Locals trek Kokoda as a tribute
Childers pair’s gruelling trek
TWO Childers men have decided to commemorate Anzac Day with the rather energetic step of trekking Papua New Guinea’s infamous Kokoda Track.
As you read this, Gary Ralph and Greg Upham are more than likely puffing and panting as they slog out the notoriously difficult walking trail, exploring the battlefields in an effort to grasp a better understanding of the Kokoda campaign.
Mr Ralph, 59, chief engineer at Isis Mill, and Mr Upham, 60, a cane farmer, are making their way through the unforgiving 96km trail, averaging a distance of 14km a day, which they estimate will take eight days to complete.

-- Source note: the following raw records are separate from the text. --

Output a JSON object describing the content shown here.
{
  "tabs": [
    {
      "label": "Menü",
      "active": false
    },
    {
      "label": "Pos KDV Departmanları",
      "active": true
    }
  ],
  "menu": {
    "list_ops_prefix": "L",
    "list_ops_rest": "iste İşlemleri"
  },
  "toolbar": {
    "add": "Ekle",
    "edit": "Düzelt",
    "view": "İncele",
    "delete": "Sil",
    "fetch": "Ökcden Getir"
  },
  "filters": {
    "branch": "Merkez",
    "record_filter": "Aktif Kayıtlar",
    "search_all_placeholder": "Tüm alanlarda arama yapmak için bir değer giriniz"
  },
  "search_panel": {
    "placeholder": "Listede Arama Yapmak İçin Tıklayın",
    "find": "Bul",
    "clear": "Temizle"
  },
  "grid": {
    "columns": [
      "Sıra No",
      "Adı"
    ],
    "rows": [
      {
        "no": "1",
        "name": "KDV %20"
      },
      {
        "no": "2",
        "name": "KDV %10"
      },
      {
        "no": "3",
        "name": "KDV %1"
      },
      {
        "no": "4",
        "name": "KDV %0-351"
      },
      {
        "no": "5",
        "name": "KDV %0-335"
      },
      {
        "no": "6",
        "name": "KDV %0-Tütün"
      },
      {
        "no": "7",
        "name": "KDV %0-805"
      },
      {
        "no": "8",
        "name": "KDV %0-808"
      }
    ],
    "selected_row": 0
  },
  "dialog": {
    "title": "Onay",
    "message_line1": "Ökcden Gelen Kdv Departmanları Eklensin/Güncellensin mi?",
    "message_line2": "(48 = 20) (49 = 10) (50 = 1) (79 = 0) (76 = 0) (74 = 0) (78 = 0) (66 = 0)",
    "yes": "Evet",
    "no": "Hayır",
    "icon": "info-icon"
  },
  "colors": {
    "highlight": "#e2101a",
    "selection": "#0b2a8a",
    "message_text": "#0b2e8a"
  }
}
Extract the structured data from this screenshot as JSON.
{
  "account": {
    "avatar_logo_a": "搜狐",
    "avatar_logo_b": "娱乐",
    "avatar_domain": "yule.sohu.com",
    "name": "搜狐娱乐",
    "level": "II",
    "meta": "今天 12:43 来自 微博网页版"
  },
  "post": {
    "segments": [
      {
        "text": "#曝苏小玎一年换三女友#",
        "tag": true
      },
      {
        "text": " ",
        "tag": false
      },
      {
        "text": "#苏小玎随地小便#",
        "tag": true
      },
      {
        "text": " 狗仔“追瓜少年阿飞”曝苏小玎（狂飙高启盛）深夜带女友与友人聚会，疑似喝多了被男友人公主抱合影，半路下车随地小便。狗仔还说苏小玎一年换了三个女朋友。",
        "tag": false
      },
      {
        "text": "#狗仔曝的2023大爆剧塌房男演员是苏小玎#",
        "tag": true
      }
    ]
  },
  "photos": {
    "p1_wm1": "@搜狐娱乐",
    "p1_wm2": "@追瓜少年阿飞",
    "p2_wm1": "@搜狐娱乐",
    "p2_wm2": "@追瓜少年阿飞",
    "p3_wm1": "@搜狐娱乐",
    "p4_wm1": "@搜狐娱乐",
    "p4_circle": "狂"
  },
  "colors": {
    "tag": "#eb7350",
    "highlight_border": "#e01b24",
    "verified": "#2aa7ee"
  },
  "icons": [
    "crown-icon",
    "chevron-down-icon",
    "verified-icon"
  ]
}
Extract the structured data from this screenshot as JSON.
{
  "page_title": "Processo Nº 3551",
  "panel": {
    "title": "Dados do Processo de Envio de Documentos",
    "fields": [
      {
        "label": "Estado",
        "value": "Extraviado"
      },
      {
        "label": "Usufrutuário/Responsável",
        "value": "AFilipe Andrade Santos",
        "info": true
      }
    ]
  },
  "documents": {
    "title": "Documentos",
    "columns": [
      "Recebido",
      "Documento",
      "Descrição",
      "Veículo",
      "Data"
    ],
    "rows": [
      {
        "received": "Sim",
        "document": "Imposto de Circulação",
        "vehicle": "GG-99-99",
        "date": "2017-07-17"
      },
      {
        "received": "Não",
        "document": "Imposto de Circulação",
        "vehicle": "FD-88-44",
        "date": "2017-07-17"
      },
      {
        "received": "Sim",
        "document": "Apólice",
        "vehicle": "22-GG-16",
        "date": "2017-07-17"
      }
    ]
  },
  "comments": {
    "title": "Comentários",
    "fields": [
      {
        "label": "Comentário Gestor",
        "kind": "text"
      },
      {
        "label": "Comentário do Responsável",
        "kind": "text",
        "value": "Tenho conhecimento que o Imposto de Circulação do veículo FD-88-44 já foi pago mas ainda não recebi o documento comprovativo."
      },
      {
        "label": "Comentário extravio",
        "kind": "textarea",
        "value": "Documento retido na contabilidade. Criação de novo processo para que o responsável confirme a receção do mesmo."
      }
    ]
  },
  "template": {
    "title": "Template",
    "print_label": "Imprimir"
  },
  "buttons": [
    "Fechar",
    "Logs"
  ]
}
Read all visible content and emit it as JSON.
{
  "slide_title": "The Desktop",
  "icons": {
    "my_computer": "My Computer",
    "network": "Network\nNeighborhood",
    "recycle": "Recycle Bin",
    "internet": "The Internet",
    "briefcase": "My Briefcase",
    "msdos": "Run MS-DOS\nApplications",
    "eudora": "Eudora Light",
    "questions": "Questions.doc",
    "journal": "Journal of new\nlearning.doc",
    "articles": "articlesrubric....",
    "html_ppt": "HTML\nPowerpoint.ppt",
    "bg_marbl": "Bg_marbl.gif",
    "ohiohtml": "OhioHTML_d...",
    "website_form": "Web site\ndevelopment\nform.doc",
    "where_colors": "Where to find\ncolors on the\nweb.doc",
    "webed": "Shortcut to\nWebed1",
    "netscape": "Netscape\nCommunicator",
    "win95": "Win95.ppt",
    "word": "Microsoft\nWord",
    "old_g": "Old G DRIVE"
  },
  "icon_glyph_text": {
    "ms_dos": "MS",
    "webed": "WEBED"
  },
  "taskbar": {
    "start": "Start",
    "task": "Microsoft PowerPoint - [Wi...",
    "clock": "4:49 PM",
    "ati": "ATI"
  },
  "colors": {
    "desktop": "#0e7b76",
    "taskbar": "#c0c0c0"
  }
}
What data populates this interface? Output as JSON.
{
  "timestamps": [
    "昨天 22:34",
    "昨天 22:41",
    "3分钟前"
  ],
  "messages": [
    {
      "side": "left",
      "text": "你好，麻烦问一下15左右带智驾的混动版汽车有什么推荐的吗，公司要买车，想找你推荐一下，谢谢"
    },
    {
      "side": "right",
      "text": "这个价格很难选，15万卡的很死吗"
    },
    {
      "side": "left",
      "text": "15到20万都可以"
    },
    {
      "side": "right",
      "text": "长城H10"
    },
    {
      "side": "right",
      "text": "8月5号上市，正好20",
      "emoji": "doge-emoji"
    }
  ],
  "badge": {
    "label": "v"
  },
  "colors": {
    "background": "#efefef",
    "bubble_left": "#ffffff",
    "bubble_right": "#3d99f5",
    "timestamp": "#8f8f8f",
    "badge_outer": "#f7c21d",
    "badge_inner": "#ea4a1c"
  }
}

While it may seem like an impossible task, the duo have been rigorously training for the past three months in preparation for the momentous occasion.
To prepare for the razorback ridges of the Owen Stanley Ranges, the great mates have been putting their bodies to the test, undergoing circuit and pool training, hill climbs and long distance hikes.
Every Saturday, the pair would tackle Mt Woowoonga, near Biggenden, with weighted packs of up to 15kg.
Despite rising confidence in their improved fitness, the pair were realistic about what was ahead of them, acknowledging it wasn’t possible to entirely replicate the conditions at home that will confront them on Kokoda.
“Mud is the one thing we can’t really replicate here. That and the humidity,” Mr Upham said.
“It might still be raining, but the humidity will be extremely high. There will be a lot more hills than we’ve been training for.”
But that hasn’t stopped the pair from believing in themselves.
“Hopefully the psyche will be that all of a sudden you’ll develop the attitude every metre forward is the less you have to do,” Mr Ralph said.
Mr Upham added: “The more fit you are, the easier it will be. The more prepared you are for it, the more you’ll enjoy it.”
For the two friends, tackling the track was an important step in piecing together the historic event.
“It almost should be compulsory for everybody in Australia to go over... anybody who thinks there’s any misguided glory of war, they want to think again,” Mr Upham said.
“I hope we can really appreciate the whole story of it better.”
READY, SET, TREK: Gary Ralph and Greg Upham are walking the Kokoda Track in Papua New Guinea in the lead-up to Anzac Day.